Neural genes-related non-neural processes in TNBC vs. NTNBC

To further our understanding of the functions played by neural genes in breast cancer, we have examined the functions of the up-regulated non-neural genes that are positively correlated with the expressed neural genes, referred to as NNCN. 4,233 and 598 such genes are identified in TNBC and NTNBC, respectively. Pathway enrichment analyses are conducted over the NNCN genes in TNBC and NTNBC (p-value < 0.05), respectively, using the same selection criteria for NCN genes to select the NNCN genes. 394 and 267 pathways are enriched in TNBC and NTNBC, respectively (Fig. 2(A)). We then binned the pathways into eight functional categories: immune response related, cell cycle and DNA replication, transcription and translation, cytokine production, collagen synthesis, organelle assembly, and cell adhesion related pathways.

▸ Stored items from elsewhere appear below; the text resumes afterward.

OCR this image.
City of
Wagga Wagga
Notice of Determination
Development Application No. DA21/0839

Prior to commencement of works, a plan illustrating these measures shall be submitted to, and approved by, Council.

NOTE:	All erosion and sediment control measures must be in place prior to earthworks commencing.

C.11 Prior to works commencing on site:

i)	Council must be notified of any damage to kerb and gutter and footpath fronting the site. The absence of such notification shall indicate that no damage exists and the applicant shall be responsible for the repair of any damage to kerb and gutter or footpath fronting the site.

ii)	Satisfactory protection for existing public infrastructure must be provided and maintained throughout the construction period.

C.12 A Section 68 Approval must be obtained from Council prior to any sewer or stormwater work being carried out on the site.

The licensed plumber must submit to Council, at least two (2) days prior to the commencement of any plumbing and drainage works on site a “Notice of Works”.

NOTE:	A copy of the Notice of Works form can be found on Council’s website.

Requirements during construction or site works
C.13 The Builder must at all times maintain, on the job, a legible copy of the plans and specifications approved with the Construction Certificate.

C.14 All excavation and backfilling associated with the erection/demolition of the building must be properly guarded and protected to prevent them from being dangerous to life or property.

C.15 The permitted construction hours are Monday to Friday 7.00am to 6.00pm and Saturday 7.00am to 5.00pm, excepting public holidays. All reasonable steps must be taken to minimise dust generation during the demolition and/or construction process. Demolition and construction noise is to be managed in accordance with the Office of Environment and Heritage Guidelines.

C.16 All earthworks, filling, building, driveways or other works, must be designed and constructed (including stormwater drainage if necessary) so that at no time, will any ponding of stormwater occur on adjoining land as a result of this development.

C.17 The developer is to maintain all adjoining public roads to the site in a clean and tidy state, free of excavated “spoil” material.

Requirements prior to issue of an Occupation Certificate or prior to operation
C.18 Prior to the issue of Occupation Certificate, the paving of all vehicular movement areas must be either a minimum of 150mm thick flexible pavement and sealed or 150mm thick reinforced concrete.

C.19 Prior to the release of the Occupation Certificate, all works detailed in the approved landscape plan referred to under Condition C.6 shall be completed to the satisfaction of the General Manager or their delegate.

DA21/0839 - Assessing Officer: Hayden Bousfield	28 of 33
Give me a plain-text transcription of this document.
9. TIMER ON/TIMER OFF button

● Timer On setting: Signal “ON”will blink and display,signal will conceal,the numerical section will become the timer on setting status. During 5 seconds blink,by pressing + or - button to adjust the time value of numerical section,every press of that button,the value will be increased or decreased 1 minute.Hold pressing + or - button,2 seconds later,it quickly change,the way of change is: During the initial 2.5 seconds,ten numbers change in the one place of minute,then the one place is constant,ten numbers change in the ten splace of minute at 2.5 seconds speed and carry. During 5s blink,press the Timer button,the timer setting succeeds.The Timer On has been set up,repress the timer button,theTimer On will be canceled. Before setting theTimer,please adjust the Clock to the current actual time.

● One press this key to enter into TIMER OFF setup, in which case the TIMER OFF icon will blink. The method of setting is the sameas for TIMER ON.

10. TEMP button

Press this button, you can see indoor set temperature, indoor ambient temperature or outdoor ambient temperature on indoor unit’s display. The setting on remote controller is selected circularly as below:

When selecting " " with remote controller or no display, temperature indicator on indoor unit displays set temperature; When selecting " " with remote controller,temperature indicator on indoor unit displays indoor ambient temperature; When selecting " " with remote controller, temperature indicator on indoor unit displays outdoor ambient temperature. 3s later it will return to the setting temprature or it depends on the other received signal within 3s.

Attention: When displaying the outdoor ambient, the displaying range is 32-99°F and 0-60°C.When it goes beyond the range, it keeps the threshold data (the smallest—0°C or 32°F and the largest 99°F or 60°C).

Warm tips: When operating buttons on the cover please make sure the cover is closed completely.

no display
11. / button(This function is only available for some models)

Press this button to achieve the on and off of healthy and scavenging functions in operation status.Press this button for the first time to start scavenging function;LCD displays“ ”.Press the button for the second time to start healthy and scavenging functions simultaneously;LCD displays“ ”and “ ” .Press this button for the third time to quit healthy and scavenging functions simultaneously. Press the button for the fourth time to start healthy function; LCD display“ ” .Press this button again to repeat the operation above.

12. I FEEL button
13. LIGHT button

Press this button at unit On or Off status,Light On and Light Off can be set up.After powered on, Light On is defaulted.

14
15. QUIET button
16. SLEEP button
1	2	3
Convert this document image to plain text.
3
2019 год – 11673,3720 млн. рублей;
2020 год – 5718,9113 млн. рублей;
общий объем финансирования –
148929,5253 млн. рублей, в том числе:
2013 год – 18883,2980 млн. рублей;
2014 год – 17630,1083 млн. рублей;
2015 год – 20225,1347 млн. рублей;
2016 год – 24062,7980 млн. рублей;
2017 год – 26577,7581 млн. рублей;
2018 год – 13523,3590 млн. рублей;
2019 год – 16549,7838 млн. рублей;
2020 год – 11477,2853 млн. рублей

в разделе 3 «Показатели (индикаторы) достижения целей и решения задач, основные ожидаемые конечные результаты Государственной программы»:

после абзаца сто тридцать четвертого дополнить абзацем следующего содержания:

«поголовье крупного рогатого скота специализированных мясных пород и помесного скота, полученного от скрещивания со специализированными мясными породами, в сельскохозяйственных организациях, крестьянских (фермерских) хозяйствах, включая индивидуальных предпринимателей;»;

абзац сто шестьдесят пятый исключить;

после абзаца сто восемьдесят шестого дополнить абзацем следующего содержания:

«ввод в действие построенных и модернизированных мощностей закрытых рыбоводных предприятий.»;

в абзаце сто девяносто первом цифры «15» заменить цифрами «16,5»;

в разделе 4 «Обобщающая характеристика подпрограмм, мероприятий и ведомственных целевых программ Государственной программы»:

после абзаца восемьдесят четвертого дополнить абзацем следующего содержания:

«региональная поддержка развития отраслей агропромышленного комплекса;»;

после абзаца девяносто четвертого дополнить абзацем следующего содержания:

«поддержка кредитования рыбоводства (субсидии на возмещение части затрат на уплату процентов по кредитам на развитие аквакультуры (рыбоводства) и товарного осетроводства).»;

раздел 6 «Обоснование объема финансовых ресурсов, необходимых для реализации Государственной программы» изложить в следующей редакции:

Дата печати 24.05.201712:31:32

Figure 2(B,C) show the number of pathways in each category across the six stages of TNBC and NTNBC, respectively.

Figure 2
figure 2

The numbers and distributions of enriched NNCN pathways in TNBC and NTBC, respectively. (A) The first column is for pathway category; the second and the third are for the numbers of enriched pathways in TNBC and NTNBC, respectively. (B) The numbers of each category across different stages of TNBC, where red represents “immune response”; yellow for “cell cycle and DNA replication”; purple for “transcription and translation”; dark blue for “cytokine production”; light blue for “collagen synthesis”; dark green for “organelle assembly”; and gray for “cell adhesion”. (C) The numbers of each category across different stages of NTNBC.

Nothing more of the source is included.